13th June ‘08 - CETA Worried Over Mortgage Protection “Lack of Clarity”

Posted on Friday, June 13th, 2008 at 12:35pm

CETA Insurance have accused the Financial Services Authority (FSA) of failing to “draw a clear distinction” between “expensive loan and credit card protection” and the kind of decreasing term life insurance, sometimes known as mortgage protection, which protects policyholders against the eventuality of repossession.

The accusation comes at a time when the Office of National Statistics say that unemployment is on the rise and credit crunch is tightening purse strings across the UK, meaning that more and more families’ homes are at risk.

Managing Director of CETA, David Quick, believes that high profile investigations by the FSA have encouraged many consumers to shun decreasing term life insurance in the mistaken belief that cover is neither competitively priced nor effective.

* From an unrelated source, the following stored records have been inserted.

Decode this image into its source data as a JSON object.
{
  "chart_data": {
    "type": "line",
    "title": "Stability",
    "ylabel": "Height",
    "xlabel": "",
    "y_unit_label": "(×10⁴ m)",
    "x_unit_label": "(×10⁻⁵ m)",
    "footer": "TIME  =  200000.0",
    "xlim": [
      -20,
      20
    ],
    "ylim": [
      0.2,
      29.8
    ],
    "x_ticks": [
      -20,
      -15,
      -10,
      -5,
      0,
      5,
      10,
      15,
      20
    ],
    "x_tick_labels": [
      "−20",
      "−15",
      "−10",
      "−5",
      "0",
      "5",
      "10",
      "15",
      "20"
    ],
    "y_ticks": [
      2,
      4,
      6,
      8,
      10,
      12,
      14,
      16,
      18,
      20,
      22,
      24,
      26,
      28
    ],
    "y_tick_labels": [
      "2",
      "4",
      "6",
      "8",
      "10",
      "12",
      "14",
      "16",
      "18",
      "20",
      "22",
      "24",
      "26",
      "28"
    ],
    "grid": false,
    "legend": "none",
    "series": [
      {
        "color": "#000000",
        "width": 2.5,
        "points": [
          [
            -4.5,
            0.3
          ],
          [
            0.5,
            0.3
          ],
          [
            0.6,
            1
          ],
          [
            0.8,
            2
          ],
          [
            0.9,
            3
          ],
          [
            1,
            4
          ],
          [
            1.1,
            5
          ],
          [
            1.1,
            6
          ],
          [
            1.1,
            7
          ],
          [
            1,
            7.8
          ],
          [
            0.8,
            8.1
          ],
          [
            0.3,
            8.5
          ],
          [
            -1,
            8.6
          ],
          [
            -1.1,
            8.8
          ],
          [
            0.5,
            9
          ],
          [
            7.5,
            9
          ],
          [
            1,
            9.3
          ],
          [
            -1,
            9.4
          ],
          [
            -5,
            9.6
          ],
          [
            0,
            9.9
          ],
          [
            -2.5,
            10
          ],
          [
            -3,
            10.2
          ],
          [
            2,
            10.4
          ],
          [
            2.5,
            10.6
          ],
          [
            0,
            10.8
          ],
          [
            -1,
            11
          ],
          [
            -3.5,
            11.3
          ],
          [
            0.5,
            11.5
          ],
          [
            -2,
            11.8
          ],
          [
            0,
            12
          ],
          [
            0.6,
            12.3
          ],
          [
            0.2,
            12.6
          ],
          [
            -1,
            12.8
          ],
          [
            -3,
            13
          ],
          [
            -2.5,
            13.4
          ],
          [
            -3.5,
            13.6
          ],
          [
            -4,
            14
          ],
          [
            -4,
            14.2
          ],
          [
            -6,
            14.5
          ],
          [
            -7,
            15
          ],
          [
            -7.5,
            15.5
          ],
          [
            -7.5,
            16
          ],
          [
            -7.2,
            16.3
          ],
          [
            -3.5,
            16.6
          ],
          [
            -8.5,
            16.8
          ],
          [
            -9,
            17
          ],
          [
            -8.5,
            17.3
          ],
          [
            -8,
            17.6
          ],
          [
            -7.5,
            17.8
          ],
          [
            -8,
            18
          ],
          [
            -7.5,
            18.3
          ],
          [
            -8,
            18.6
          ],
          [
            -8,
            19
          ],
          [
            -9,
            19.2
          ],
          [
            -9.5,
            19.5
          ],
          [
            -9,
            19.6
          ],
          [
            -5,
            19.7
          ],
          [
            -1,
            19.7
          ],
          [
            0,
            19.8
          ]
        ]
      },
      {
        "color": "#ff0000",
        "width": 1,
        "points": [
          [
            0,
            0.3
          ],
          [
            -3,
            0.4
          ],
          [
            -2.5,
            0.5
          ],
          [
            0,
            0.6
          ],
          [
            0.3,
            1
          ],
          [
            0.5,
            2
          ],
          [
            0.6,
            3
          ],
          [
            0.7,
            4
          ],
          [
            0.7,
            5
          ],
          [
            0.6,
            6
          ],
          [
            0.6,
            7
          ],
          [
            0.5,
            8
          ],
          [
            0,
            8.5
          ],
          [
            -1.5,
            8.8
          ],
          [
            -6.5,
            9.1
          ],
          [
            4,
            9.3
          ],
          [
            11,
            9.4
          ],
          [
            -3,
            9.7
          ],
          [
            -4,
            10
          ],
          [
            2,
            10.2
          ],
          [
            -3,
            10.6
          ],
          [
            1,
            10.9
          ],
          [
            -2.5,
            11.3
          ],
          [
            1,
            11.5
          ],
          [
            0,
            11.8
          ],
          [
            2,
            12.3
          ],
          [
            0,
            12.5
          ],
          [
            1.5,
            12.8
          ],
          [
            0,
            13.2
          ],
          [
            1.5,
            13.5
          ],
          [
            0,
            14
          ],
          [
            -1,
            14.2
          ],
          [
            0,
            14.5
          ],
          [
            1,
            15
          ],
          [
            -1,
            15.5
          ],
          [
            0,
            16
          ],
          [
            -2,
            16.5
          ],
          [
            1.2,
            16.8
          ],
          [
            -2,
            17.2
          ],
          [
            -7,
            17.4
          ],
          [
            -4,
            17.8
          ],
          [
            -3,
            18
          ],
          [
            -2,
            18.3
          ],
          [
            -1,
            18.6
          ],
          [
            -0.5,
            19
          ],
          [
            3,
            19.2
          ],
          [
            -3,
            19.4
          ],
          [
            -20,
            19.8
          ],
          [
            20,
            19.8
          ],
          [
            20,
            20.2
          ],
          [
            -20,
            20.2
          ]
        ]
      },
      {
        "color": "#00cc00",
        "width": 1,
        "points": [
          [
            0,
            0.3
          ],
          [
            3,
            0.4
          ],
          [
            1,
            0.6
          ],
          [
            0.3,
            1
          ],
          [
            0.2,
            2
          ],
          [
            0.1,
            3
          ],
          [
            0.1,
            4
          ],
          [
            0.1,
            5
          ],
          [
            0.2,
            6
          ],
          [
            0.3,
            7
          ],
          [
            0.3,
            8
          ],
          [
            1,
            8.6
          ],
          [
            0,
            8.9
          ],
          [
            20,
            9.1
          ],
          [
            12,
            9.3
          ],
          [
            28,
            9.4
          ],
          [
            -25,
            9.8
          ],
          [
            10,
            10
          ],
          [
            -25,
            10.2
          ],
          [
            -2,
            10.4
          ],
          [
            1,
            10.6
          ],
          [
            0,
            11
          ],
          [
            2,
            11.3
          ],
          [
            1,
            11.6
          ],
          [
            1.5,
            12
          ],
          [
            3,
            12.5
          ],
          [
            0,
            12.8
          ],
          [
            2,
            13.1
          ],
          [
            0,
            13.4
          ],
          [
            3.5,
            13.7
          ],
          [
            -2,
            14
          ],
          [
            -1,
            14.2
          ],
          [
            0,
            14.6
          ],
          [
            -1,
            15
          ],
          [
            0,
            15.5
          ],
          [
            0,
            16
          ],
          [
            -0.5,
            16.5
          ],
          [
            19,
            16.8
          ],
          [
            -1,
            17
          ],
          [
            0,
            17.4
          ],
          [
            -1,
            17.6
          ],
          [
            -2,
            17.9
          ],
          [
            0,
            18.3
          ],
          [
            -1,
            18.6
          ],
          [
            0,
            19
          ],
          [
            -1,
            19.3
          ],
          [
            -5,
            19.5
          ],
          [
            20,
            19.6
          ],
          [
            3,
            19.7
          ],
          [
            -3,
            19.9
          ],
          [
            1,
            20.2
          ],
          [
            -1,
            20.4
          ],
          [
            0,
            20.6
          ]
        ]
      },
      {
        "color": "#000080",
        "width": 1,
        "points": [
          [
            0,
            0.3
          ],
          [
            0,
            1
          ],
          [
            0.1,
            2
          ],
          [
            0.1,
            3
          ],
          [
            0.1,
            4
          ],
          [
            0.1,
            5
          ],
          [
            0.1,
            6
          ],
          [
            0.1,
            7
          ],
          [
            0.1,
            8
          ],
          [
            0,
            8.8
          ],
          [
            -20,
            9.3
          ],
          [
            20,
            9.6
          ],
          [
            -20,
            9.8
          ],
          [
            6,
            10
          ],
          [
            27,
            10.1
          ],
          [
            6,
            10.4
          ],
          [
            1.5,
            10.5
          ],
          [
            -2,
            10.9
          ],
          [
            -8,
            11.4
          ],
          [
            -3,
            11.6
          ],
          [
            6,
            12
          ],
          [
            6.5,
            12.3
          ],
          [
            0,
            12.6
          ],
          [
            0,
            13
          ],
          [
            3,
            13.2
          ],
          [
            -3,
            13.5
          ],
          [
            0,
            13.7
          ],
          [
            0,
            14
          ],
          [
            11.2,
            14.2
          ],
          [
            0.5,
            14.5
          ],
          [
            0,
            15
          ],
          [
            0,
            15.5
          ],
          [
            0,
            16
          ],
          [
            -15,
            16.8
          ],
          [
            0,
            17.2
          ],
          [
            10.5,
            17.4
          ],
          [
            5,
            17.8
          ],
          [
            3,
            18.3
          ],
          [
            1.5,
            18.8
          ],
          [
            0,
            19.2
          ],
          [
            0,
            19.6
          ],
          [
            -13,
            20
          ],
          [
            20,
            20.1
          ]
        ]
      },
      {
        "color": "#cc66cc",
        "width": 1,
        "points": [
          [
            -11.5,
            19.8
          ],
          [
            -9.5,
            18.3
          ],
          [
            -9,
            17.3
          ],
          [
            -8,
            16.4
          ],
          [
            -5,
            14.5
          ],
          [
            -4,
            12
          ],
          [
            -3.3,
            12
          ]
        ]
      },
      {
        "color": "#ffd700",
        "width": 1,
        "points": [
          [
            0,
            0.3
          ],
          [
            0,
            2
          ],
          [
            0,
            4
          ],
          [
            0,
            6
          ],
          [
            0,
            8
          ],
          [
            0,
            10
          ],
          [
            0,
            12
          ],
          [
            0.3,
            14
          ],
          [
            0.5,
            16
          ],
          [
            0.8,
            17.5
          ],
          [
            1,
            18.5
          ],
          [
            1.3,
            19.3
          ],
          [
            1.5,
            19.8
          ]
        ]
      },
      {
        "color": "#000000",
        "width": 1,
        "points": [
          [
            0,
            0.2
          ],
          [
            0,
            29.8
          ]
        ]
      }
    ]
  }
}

He commented, “We have repeatedly warned that the FSA should draw a clear distinction between competitively priced MPPI and the expensive loan and credit card protection that generated huge profits for banks and retailers."

“Now the housing bubble is bursting and repossession orders soaring, many are likely to lose their homes because they were led to believe they should avoid ‘rip off’ MPPI cover. The FSA’s lack of clarity may have the effect of turning a crisis into a disaster.”

The FSA deny any ambiguity in their approach to drawing a clear line between types of mortgage protection decreasing term life insurance and “expensive loan and credit card protection”, commenting, “We’ve always said that PPI can be a worthwhile product for certain people.

“The changing economic condition does not affect our approach because we are concerned about those customers who would not have been fully covered by the policies they were sold, and therefore would not be effectively covered if they were made redundant.”